Aveva un occhio semi aperto e da lì osservava la sua vittoria.

Le risate che si faceva. Quasi strombazzava davvero dal troppo ridere.

La stanza fredda. L’addetto si sforzava affinché le parti interessate potessero passare attraverso la macchina, e lui si divertiva a farsi mollo e poi duro, ondeggiare e fermarsi di colpo. Come l’aveva istruito bene Mario, alla perfezione.

Trrrrr…. La macchina emise uno strano rumore. Aveva fatto i raggi.

Fu messo, di nuovo, sulla lettiga e, con la solita urgenza, riprese il viaggio.

“Sala Tac”, lesse su una porta con il solito mezzo occhio aperto.

Accidenti!, improvvisamente provò un senso di vero sgomento. Mario gli aveva parlato dei raggi. Sapeva come comportarsi coi raggi, ma la tac. Cosa occorre fare per la tac? Rischiava di rovinare tutto.

Già si vedeva attorniato da quattro cinque dottori che con sguardo bieco gli ordinavano di alzarsi e di tornare a casa. Che figura ci avrebbe fatto! Una figura da ladro di galline.

La macchina era immensa. Non aveva mai sentito di gente che aveva fatto tac e pertanto non ne aveva alcuna esperienza. Approfittò di questo nuovo malessere per emettere stridolini strani, che in cuor suo sperava potessero commuovere l’omone che lo stava preparando.
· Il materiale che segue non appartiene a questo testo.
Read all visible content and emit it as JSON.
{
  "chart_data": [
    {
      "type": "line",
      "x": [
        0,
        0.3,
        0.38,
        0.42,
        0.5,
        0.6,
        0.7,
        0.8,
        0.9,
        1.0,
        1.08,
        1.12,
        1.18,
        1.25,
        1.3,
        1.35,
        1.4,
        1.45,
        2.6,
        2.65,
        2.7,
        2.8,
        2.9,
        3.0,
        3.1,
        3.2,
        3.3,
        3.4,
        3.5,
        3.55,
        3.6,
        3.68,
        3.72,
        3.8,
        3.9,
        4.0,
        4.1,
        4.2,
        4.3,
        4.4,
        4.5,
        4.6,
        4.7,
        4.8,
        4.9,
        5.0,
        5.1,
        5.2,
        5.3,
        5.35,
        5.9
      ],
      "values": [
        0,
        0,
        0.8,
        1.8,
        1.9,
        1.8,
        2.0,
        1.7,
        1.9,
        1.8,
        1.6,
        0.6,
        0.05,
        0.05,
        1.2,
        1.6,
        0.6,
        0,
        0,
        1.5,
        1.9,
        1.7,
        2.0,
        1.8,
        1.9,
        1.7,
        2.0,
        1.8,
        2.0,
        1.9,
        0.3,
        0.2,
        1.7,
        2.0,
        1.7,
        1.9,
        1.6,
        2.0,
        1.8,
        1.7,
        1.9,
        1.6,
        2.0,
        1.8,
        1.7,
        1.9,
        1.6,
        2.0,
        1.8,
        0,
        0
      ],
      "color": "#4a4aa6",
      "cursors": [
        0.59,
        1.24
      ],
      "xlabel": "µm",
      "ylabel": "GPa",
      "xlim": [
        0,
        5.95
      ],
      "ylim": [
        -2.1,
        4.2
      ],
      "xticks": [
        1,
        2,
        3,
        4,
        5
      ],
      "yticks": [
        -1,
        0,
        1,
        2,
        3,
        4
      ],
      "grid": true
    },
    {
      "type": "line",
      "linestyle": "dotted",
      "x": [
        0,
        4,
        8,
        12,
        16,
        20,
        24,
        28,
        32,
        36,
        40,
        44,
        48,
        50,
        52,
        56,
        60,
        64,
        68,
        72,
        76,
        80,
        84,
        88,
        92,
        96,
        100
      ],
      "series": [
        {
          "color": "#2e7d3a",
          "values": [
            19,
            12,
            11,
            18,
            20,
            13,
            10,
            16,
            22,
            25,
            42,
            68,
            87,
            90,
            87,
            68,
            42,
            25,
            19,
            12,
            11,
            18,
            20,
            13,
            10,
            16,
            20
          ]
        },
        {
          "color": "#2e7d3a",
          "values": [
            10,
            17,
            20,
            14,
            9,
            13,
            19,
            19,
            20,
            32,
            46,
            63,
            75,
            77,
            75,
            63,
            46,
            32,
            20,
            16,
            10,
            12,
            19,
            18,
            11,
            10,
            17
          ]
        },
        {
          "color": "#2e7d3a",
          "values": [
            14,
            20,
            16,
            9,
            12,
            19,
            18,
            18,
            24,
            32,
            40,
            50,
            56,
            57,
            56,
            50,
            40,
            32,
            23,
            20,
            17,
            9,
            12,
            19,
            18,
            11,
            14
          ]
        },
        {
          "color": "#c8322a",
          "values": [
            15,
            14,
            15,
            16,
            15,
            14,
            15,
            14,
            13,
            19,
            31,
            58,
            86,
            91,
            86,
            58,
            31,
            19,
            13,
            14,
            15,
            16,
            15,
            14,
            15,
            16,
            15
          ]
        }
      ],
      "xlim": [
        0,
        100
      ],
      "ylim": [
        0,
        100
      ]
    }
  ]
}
Fu entrato nella macchina. Lo avvolse del tutto.

Tremava davvero, adesso.

A un tratto una voce dall’esterno gli diede speranza.

Respiri.

Respirò.

Non respiri.

Non respirò.

D’un tratto una luce, dapprima fioca, poi man mano fervida e infine accecante.

Rise. Rise di gusto.

Fu la salvezza.

E se invertissi gli ordini? Se respirassi quando non bisogna farlo? Se non respirassi quando mi si ordina il contrario?

Era l’unica cosa da fare, e adesso si accaniva. Ci provava un gusto sadico a ignorare gli ordini. E più l’omone urlava più lui invertiva il processo.

Non respiri.

E giù con un respiro da far male al petto.

Respiri.

Trattienilo! Trattienilo Ernesto. Ne va del tuo futuro.

Fu un clamore.

L’omone, di corsa, lo estrasse dalla macchina, lo strattonò, gli urlava in faccia frasi che non comprendeva, scorse in lui una profonda pietà.

E dentro, Ernesto, proprio in fondo, si sganasciava dalle risate.

Che furbo che era.

Per i raggi era stato ammaestrato, istruito insomma. Ma adesso? Adesso era tutto merito suo. Il rumore delle gocce di sudore che l’infermiere, nella corsa impavida, spargeva copiosamente e casa sua che era un castello, clic clic clic, e la macchina che adesso volava, clic clic clic, e un viaggio sulla luna.

La barella impazzita faceva scorribanda di malati per il corridoio.

Aveva vinto. Lo aveva dimostrato a tutti.

Il primario visionò gli esami.

Fece di no con la testa. Era accigliato. Convinto.

Presto! Portatelo in rianimazione!

Che gioia provò Ernesto! Una gioia folle, assurda.

A stento riuscì a trattenere l’emozione. Aveva voglia di alzarsi, urlare, Ho vinto! Sono stato bravo. Il più bravo. Lo vedrà Mario, e come se lo vedrà!

Ne aveva una voglia matta.

Urla, gomitate, spintoni, e premura, e ansia, e disordine.

Fu portato in rianimazione e si addormentò vittorioso.

Non sapeva per quanto tempo avesse dormito.

Fu cauto: aprì mezzo occhio, vide gente, gli parve di riconoscerla.

La scritta fluorescente del caseggiato lampeggiava per la fredda stanza.

“Camera funeraria”.

Lesse. Sorrise. Chiuse gli occhi. Era felice.

Sarebbe diventato ricco, davvero ricco sarebbe diventato.